N1GY- The simple Approach to Ham Radio

and My Model Railroad Hobby



An Edited Version of an article by Dick Knadle, KR2RIW

Editing by Geoff Haines, N1GY


            A couple of years ago,  I received the latest edition of a Contester E-Newsletter from the ARRL. Now I do not contest, but every once in a while, there is a gem of info in the newsletter. This was the case then, when the editor pointed us to the web site of The Savvy Microwave Group. In there was a piece by Dick Knadle, K2RIW about, among other things, the undeserved poor reputation of UHF or PL-259 Connectors. I have edited and paraphrased Dick's remarks for this page
             There are many misinformed engineers and amateurs who have been led to believe that a UHF connector is the worst thing ever invented in the RF world due to it's lower internal impedance. These people believe that each UHF connector causes a 1/2 dB insertion loss and a whole lot of VSWR at 440 MHz. I have heard several amateurs claim that their 440 MHz Brick amplifier will now have 1dB greater gain since they just replaced the two SO-239s with Type N connectors. This "Old Wives Tale" has been propagated for years and years. Everyone believes it. No one challenges it. Few people have ever taken the time to actually measure it.
            Here is Dick's observation. He took a 432 MHz Stripline Parallel Kilowatt Amplifier and applied 700 watts through a UHF female and a UHF Male connector, and then into his antenna feedline. After 10 minutes of 700 watts throughput power the UHF connectors were barely warm. He estimated, based on the temperature increase that 3 watts were dissipated as heat. That is an insertion loss of 0.019 dB for the pair of connectors. You say " how can this be, the internal impedance of the PL-259 is 35 ohms, it's got to cause a 1.43:1 VSWR? Well, it doesn't.
            The mated UHF connector has an internal connector length of less than 0.9 inches. A free space wavelength at 432 MHz is 27.3 inches. That makes the phase length of the connector 11.9 degrees. If you plot this on a Smith chart or the mathematical equivalent, you will find that a 50 ohm antenna with an 11.9 degree long section of 35 ohm line causes an input impedance of (47.9-j7) ohms. That is an input VSWR of 1.16:1, which gives a worst case reflected power caused loss of 0.024 dB. That is totally insignificant. Now at 10 GHz where the wavelength is 1.1 inches, that 0.9 inch connector length would be much harder to take.
            A type N connector can tolerate low-duty pulses of 20 Kilowatts without a voltage breakdown. However, a steady state power of more than 1 KW could cause the N-connector to fail from RF overheating of the center pin. The UHF connector has a larger center pin that can better withstand high steady state RF currents. Also an internal impedance of 30 ohms maximizes the power handling capability of a connector and the PL-259 comes in at 35 ohms.
            There are probably twice as many hams out there who can properly install a PL-259 connector as those who can do an acceptable job on an N-connector. The proper installation of an N-type connector is almost an art form. The two major faults of the UHF connector are it's lack of waterproofing and the lack of a sliding finger connection for the outer conductor or shield. A proper tape and "coax-seal" job will generally take care of the moisture and checking to make sure your UHF connectors are properly seated and tightened will go a long way to take care of the second.
            So, maybe it is time we stop saying such bad things about the poor old PL-259. It doesn't deserve all that flack. Properly used it gives a lot of bang for the buck. It has been around for over 60 years, and that's no coincidence.
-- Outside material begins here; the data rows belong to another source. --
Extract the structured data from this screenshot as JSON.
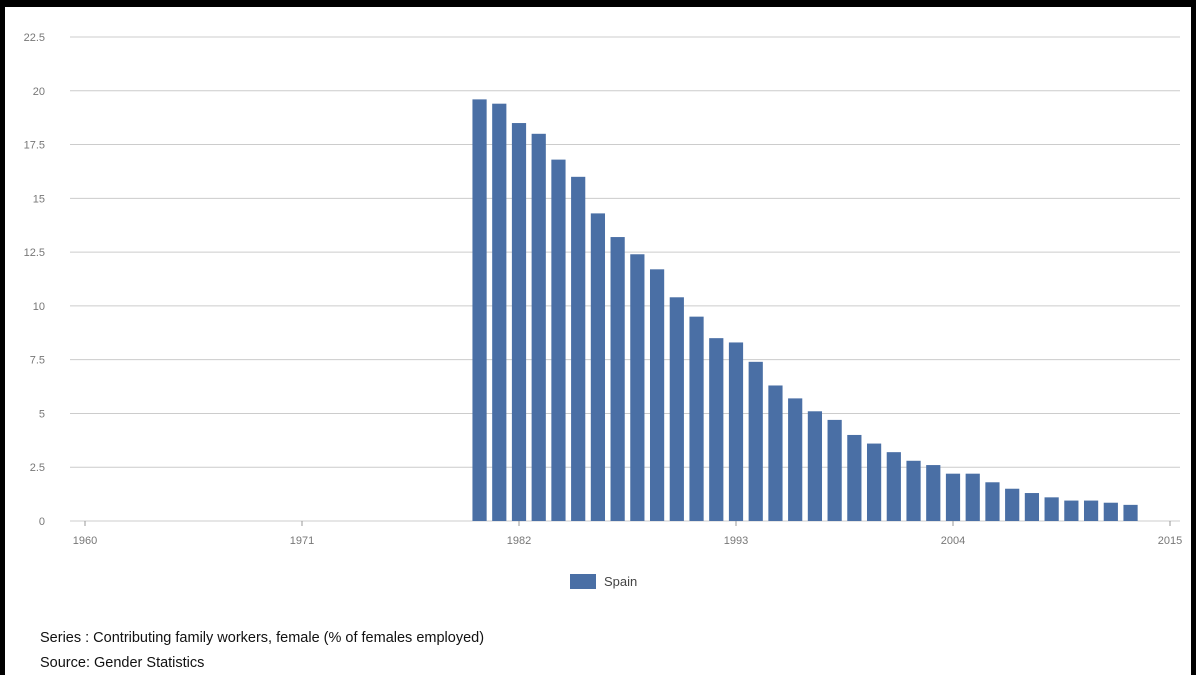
{
  "chart_data": {
    "type": "bar",
    "x": [
      1980,
      1981,
      1982,
      1983,
      1984,
      1985,
      1986,
      1987,
      1988,
      1989,
      1990,
      1991,
      1992,
      1993,
      1994,
      1995,
      1996,
      1997,
      1998,
      1999,
      2000,
      2001,
      2002,
      2003,
      2004,
      2005,
      2006,
      2007,
      2008,
      2009,
      2010,
      2011,
      2012,
      2013
    ],
    "series": [
      {
        "name": "Spain",
        "values": [
          19.6,
          19.4,
          18.5,
          18.0,
          16.8,
          16.0,
          14.3,
          13.2,
          12.4,
          11.7,
          10.4,
          9.5,
          8.5,
          8.3,
          7.4,
          6.3,
          5.7,
          5.1,
          4.7,
          4.0,
          3.6,
          3.2,
          2.8,
          2.6,
          2.2,
          2.2,
          1.8,
          1.5,
          1.3,
          1.1,
          0.95,
          0.95,
          0.85,
          0.75
        ]
      }
    ],
    "xlim": [
      1960,
      2015
    ],
    "ylim": [
      0,
      22.5
    ],
    "x_ticks": [
      "1960",
      "1971",
      "1982",
      "1993",
      "2004",
      "2015"
    ],
    "y_ticks": [
      "0",
      "2.5",
      "5",
      "7.5",
      "10",
      "12.5",
      "15",
      "17.5",
      "20",
      "22.5"
    ],
    "grid": true,
    "legend_position": "bottom",
    "colors": {
      "bar": "#4a6fa5"
    }
  },
  "legend": {
    "label": "Spain"
  },
  "footer": {
    "series": "Series : Contributing family workers, female (% of females employed)",
    "source": "Source: Gender Statistics"
  }
}
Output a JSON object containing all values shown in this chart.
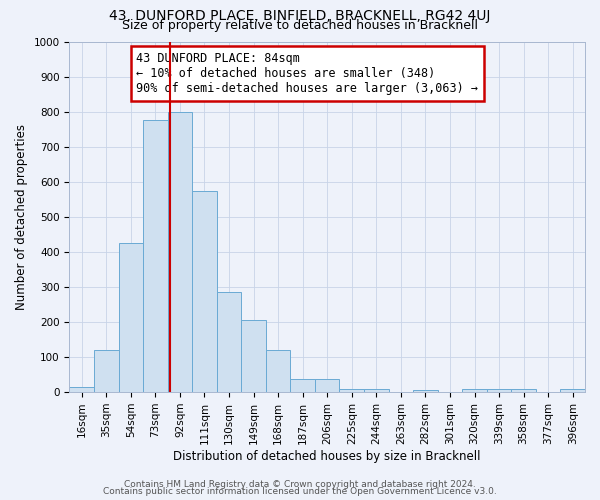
{
  "title": "43, DUNFORD PLACE, BINFIELD, BRACKNELL, RG42 4UJ",
  "subtitle": "Size of property relative to detached houses in Bracknell",
  "xlabel": "Distribution of detached houses by size in Bracknell",
  "ylabel": "Number of detached properties",
  "bar_color": "#cfe0f0",
  "bar_edge_color": "#6aaad4",
  "grid_color": "#c8d4e8",
  "background_color": "#eef2fa",
  "bin_labels": [
    "16sqm",
    "35sqm",
    "54sqm",
    "73sqm",
    "92sqm",
    "111sqm",
    "130sqm",
    "149sqm",
    "168sqm",
    "187sqm",
    "206sqm",
    "225sqm",
    "244sqm",
    "263sqm",
    "282sqm",
    "301sqm",
    "320sqm",
    "339sqm",
    "358sqm",
    "377sqm",
    "396sqm"
  ],
  "bin_centers": [
    16,
    35,
    54,
    73,
    92,
    111,
    130,
    149,
    168,
    187,
    206,
    225,
    244,
    263,
    282,
    301,
    320,
    339,
    358,
    377,
    396
  ],
  "bin_width": 19,
  "bar_heights": [
    15,
    120,
    425,
    775,
    800,
    575,
    285,
    205,
    120,
    38,
    38,
    10,
    10,
    0,
    7,
    0,
    10,
    10,
    10,
    0,
    10
  ],
  "vline_x": 84,
  "vline_color": "#cc0000",
  "annotation_text": "43 DUNFORD PLACE: 84sqm\n← 10% of detached houses are smaller (348)\n90% of semi-detached houses are larger (3,063) →",
  "annotation_box_color": "#ffffff",
  "annotation_box_edge_color": "#cc0000",
  "ylim": [
    0,
    1000
  ],
  "yticks": [
    0,
    100,
    200,
    300,
    400,
    500,
    600,
    700,
    800,
    900,
    1000
  ],
  "footer1": "Contains HM Land Registry data © Crown copyright and database right 2024.",
  "footer2": "Contains public sector information licensed under the Open Government Licence v3.0.",
  "title_fontsize": 10,
  "subtitle_fontsize": 9,
  "axis_label_fontsize": 8.5,
  "tick_fontsize": 7.5,
  "annotation_fontsize": 8.5,
  "footer_fontsize": 6.5
}
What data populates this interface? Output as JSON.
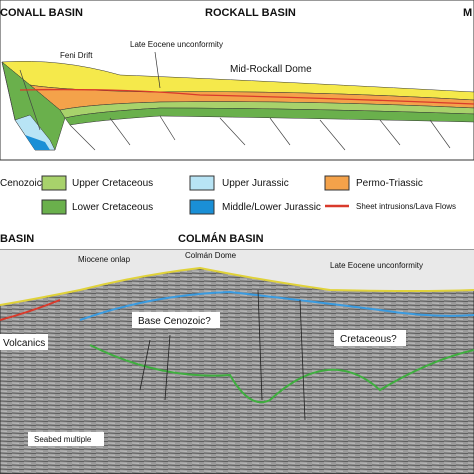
{
  "top_section": {
    "headers": [
      "CONALL BASIN",
      "ROCKALL BASIN",
      "M"
    ],
    "labels": {
      "feni_drift": "Feni Drift",
      "late_eocene": "Late Eocene unconformity",
      "dome": "Mid-Rockall Dome"
    }
  },
  "legend": {
    "items": [
      "Cenozoic",
      "Upper Cretaceous",
      "Lower Cretaceous",
      "Upper Jurassic",
      "Middle/Lower Jurassic",
      "Permo-Triassic",
      "Sheet intrusions/Lava Flows"
    ]
  },
  "seismic_section": {
    "headers": [
      "BASIN",
      "COLMÁN BASIN"
    ],
    "labels": {
      "dome": "Colmán Dome",
      "miocene": "Miocene onlap",
      "late_eocene": "Late Eocene unconformity",
      "base_cenozoic": "Base Cenozoic?",
      "volcanics": "Volcanics",
      "cretaceous": "Cretaceous?",
      "multiple": "Seabed multiple"
    }
  }
}
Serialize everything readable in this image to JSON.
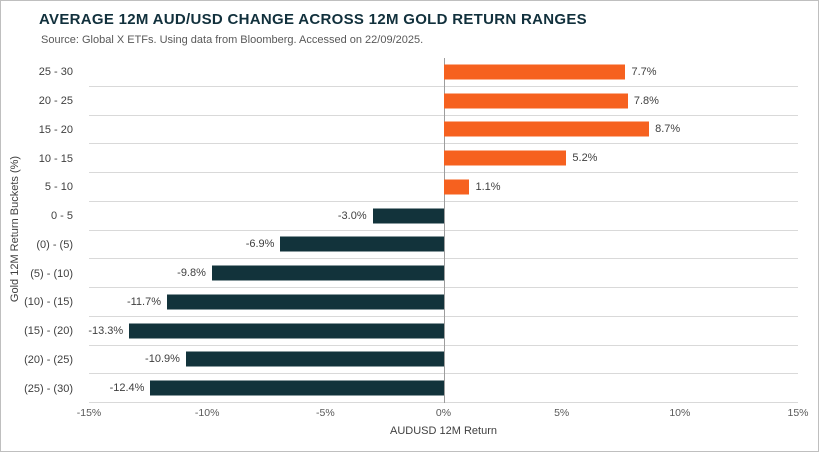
{
  "header": {
    "title": "AVERAGE 12M AUD/USD CHANGE ACROSS 12M GOLD RETURN RANGES",
    "source": "Source: Global X ETFs. Using data from Bloomberg. Accessed on 22/09/2025."
  },
  "chart_data": {
    "type": "bar",
    "orientation": "horizontal",
    "title": "AVERAGE 12M AUD/USD CHANGE ACROSS 12M GOLD RETURN RANGES",
    "subtitle": "Source: Global X ETFs. Using data from Bloomberg. Accessed on 22/09/2025.",
    "categories": [
      "25 - 30",
      "20 - 25",
      "15 - 20",
      "10 - 15",
      "5 - 10",
      "0 - 5",
      "(0) - (5)",
      "(5) - (10)",
      "(10) - (15)",
      "(15) - (20)",
      "(20) - (25)",
      "(25) - (30)"
    ],
    "values": [
      7.7,
      7.8,
      8.7,
      5.2,
      1.1,
      -3.0,
      -6.9,
      -9.8,
      -11.7,
      -13.3,
      -10.9,
      -12.4
    ],
    "value_labels": [
      "7.7%",
      "7.8%",
      "8.7%",
      "5.2%",
      "1.1%",
      "-3.0%",
      "-6.9%",
      "-9.8%",
      "-11.7%",
      "-13.3%",
      "-10.9%",
      "-12.4%"
    ],
    "xlabel": "AUDUSD 12M Return",
    "ylabel": "Gold 12M Return Buckets (%)",
    "xlim": [
      -15,
      15
    ],
    "xticks": [
      -15,
      -10,
      -5,
      0,
      5,
      10,
      15
    ],
    "xtick_labels": [
      "-15%",
      "-10%",
      "-5%",
      "0%",
      "5%",
      "10%",
      "15%"
    ],
    "colors": {
      "positive_bar": "#F6611F",
      "negative_bar": "#12333B",
      "title_text": "#11303C",
      "gridline": "#D9D9D9",
      "zero_line": "#9D9D9D"
    },
    "grid": "horizontal category separators",
    "legend": "none"
  }
}
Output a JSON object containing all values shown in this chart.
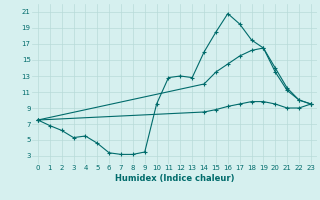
{
  "xlabel": "Humidex (Indice chaleur)",
  "bg_color": "#d6f0ef",
  "grid_color": "#b8dbd9",
  "line_color": "#006b6b",
  "xlim": [
    -0.5,
    23.5
  ],
  "ylim": [
    2,
    22
  ],
  "xticks": [
    0,
    1,
    2,
    3,
    4,
    5,
    6,
    7,
    8,
    9,
    10,
    11,
    12,
    13,
    14,
    15,
    16,
    17,
    18,
    19,
    20,
    21,
    22,
    23
  ],
  "yticks": [
    3,
    5,
    7,
    9,
    11,
    13,
    15,
    17,
    19,
    21
  ],
  "line1_x": [
    0,
    1,
    2,
    3,
    4,
    5,
    6,
    7,
    8,
    9,
    10,
    11,
    12,
    13,
    14,
    15,
    16,
    17,
    18,
    19,
    20,
    21,
    22,
    23
  ],
  "line1_y": [
    7.5,
    6.8,
    6.2,
    5.3,
    5.5,
    4.6,
    3.4,
    3.2,
    3.2,
    3.5,
    9.5,
    12.8,
    13.0,
    12.8,
    16.0,
    18.5,
    20.8,
    19.5,
    17.5,
    16.5,
    13.5,
    11.2,
    10.0,
    9.5
  ],
  "line2_x": [
    0,
    14,
    15,
    16,
    17,
    18,
    19,
    20,
    21,
    22,
    23
  ],
  "line2_y": [
    7.5,
    12.0,
    13.5,
    14.5,
    15.5,
    16.2,
    16.5,
    14.0,
    11.5,
    10.0,
    9.5
  ],
  "line3_x": [
    0,
    14,
    15,
    16,
    17,
    18,
    19,
    20,
    21,
    22,
    23
  ],
  "line3_y": [
    7.5,
    8.5,
    8.8,
    9.2,
    9.5,
    9.8,
    9.8,
    9.5,
    9.0,
    9.0,
    9.5
  ]
}
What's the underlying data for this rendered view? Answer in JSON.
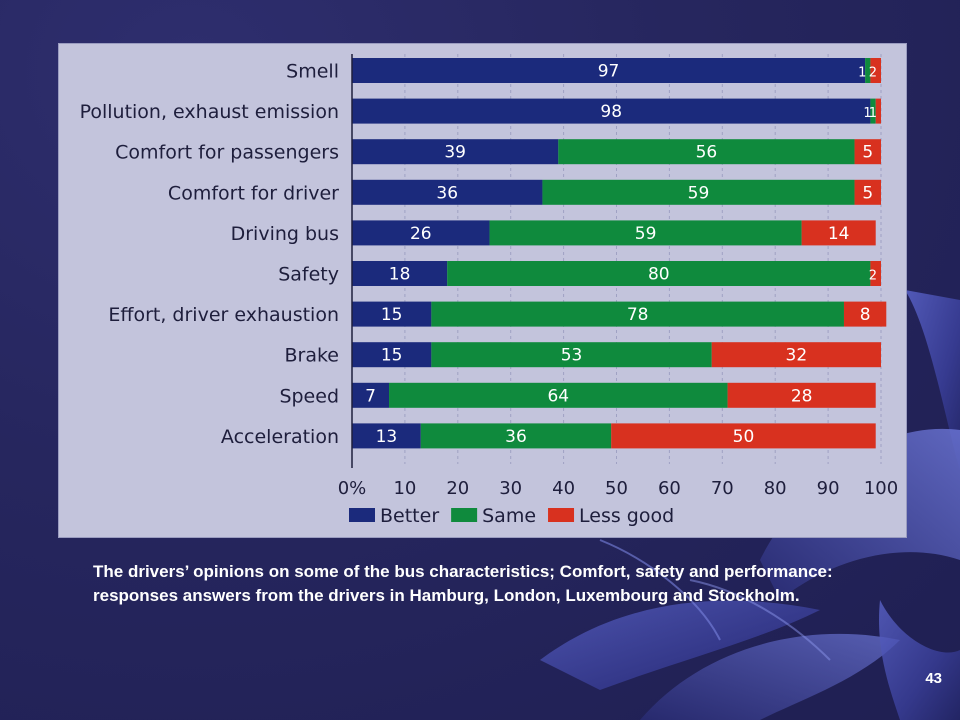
{
  "slide": {
    "caption": "The drivers’ opinions on some of the bus characteristics; Comfort, safety and performance: responses answers from the drivers in Hamburg, London, Luxembourg and Stockholm.",
    "page_number": "43"
  },
  "colors": {
    "better": "#1b2a7c",
    "same": "#0f8a3d",
    "less_good": "#d8311f",
    "panel": "#c3c4dc",
    "background": "#26265e"
  },
  "chart_data": {
    "type": "bar",
    "orientation": "horizontal",
    "stacked": true,
    "title": "",
    "xlabel": "",
    "ylabel": "",
    "xlim": [
      0,
      100
    ],
    "x_tick_labels": [
      "0%",
      "10",
      "20",
      "30",
      "40",
      "50",
      "60",
      "70",
      "80",
      "90",
      "100"
    ],
    "categories": [
      "Smell",
      "Pollution, exhaust emission",
      "Comfort for passengers",
      "Comfort for driver",
      "Driving bus",
      "Safety",
      "Effort, driver exhaustion",
      "Brake",
      "Speed",
      "Acceleration"
    ],
    "series": [
      {
        "name": "Better",
        "color": "#1b2a7c",
        "values": [
          97,
          98,
          39,
          36,
          26,
          18,
          15,
          15,
          7,
          13
        ]
      },
      {
        "name": "Same",
        "color": "#0f8a3d",
        "values": [
          1,
          1,
          56,
          59,
          59,
          80,
          78,
          53,
          64,
          36
        ]
      },
      {
        "name": "Less good",
        "color": "#d8311f",
        "values": [
          2,
          1,
          5,
          5,
          14,
          2,
          8,
          32,
          28,
          50
        ]
      }
    ],
    "legend": "bottom",
    "grid": "vertical-dashed"
  }
}
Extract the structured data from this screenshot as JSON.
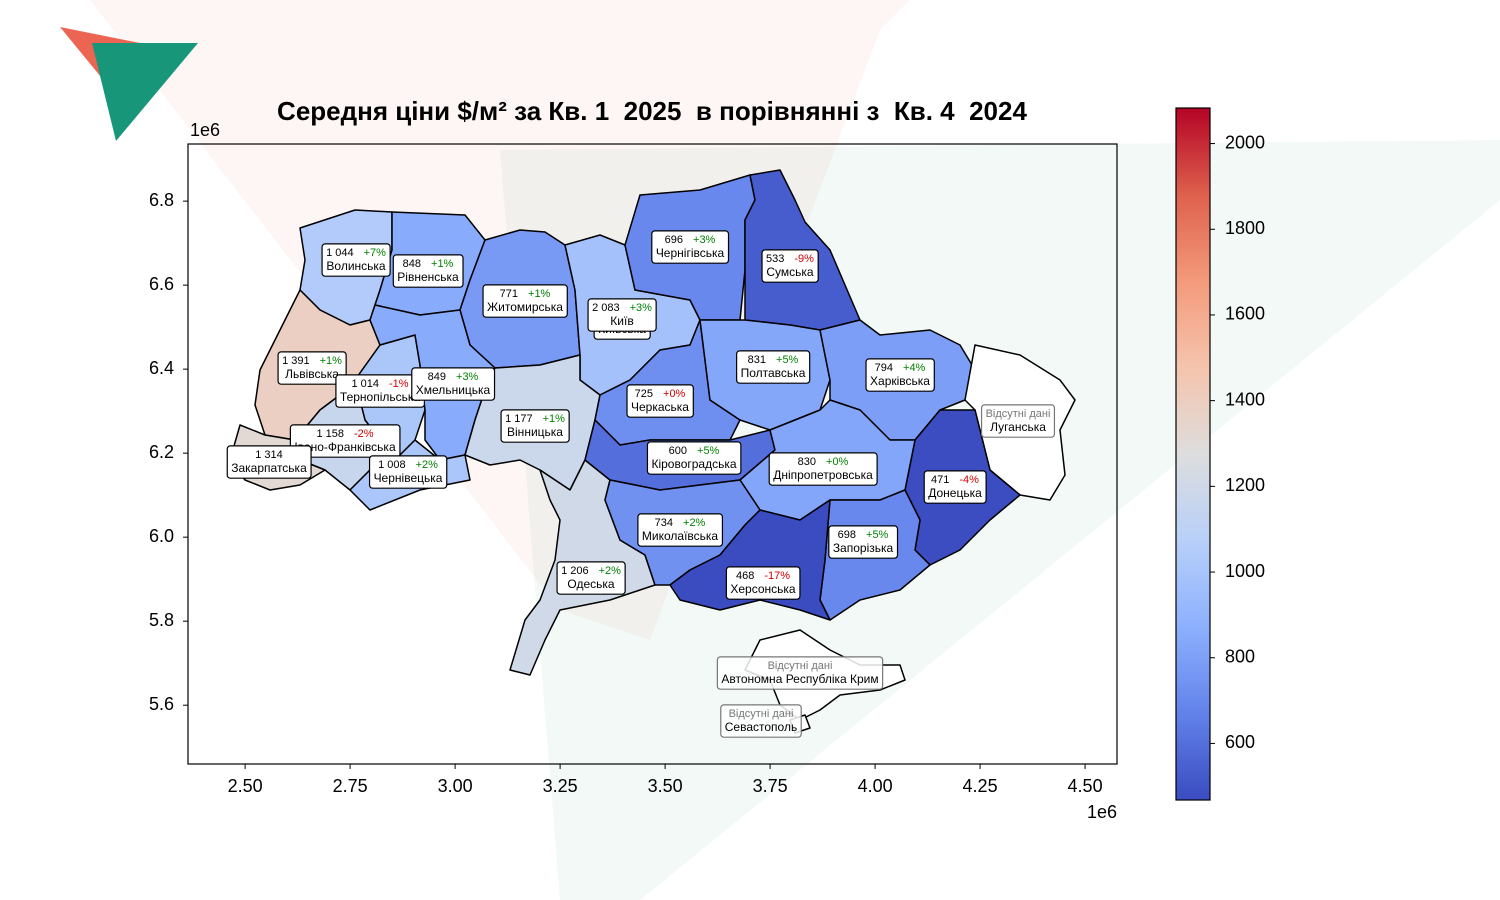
{
  "chart_data": {
    "type": "choropleth",
    "title": "Середня ціни $/м² за Кв. 1  2025  в порівнянні з  Кв. 4  2024",
    "colormap": "coolwarm",
    "clim": [
      468,
      2083
    ],
    "colorbar_ticks": [
      600,
      800,
      1000,
      1200,
      1400,
      1600,
      1800,
      2000
    ],
    "xlim": [
      2.364,
      4.576
    ],
    "ylim": [
      5.46,
      6.936
    ],
    "xticks": [
      {
        "value": 2.5,
        "label": "2.50"
      },
      {
        "value": 2.75,
        "label": "2.75"
      },
      {
        "value": 3,
        "label": "3.00"
      },
      {
        "value": 3.25,
        "label": "3.25"
      },
      {
        "value": 3.5,
        "label": "3.50"
      },
      {
        "value": 3.75,
        "label": "3.75"
      },
      {
        "value": 4,
        "label": "4.00"
      },
      {
        "value": 4.25,
        "label": "4.25"
      },
      {
        "value": 4.5,
        "label": "4.50"
      }
    ],
    "yticks": [
      5.6,
      5.8,
      {
        "value": 6,
        "label": "6.0"
      },
      6.2,
      6.4,
      6.6,
      6.8
    ],
    "x_offset_label": "1e6",
    "y_offset_label": "1e6",
    "no_data_label": "Відсутні дані",
    "regions": [
      "Волинська",
      "Рівненська",
      "Житомирська",
      "Київська",
      "Київ",
      "Чернігівська",
      "Сумська",
      "Львівська",
      "Тернопільська",
      "Хмельницька",
      "Вінницька",
      "Івано-Франківська",
      "Закарпатська",
      "Чернівецька",
      "Одеська",
      "Черкаська",
      "Кіровоградська",
      "Полтавська",
      "Харківська",
      "Луганська",
      "Донецька",
      "Дніпропетровська",
      "Запорізька",
      "Миколаївська",
      "Херсонська",
      "Автономна Республіка Крим",
      "Севастополь"
    ],
    "values": [
      1044,
      848,
      771,
      980,
      2083,
      696,
      533,
      1391,
      1014,
      849,
      1177,
      1158,
      1314,
      1008,
      1206,
      725,
      600,
      831,
      794,
      null,
      471,
      830,
      698,
      734,
      468,
      null,
      null
    ],
    "value_labels": [
      "1 044",
      "848",
      "771",
      null,
      "2 083",
      "696",
      "533",
      "1 391",
      "1 014",
      "849",
      "1 177",
      "1 158",
      "1 314",
      "1 008",
      "1 206",
      "725",
      "600",
      "831",
      "794",
      null,
      "471",
      "830",
      "698",
      "734",
      "468",
      null,
      null
    ],
    "changes": [
      7,
      1,
      1,
      null,
      3,
      3,
      -9,
      1,
      -1,
      3,
      1,
      -2,
      null,
      2,
      2,
      0,
      5,
      5,
      4,
      null,
      -4,
      0,
      5,
      2,
      -17,
      null,
      null
    ],
    "change_labels": [
      "+7%",
      "+1%",
      "+1%",
      null,
      "+3%",
      "+3%",
      "-9%",
      "+1%",
      "-1%",
      "+3%",
      "+1%",
      "-2%",
      null,
      "+2%",
      "+2%",
      "+0%",
      "+5%",
      "+5%",
      "+4%",
      null,
      "-4%",
      "+0%",
      "+5%",
      "+2%",
      "-17%",
      null,
      null
    ],
    "change_colors": [
      "#008000",
      "#008000",
      "#008000",
      null,
      "#008000",
      "#008000",
      "#d00000",
      "#008000",
      "#d00000",
      "#008000",
      "#008000",
      "#d00000",
      null,
      "#008000",
      "#008000",
      "#d00000",
      "#008000",
      "#008000",
      "#008000",
      null,
      "#d00000",
      "#008000",
      "#008000",
      "#008000",
      "#d00000",
      null,
      null
    ]
  }
}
            Well, I'll get off my soapbox now. Maybe you will look at the venerable old PL-259 (or UHF connector as it is sometimes referred to) a little differently now.

Addendum: I have since had a very nice email contact with Dick Knadle, K2RIW about this very subject and he has sent me copies of several articles on this and related subjects. I will be using these in upcoming issues of the "WCF Experimenter" over the coming year as they are very interesting and may help some of us abandon the "old wives tales" about coax and connectors that  we have been taught incorrectly for years.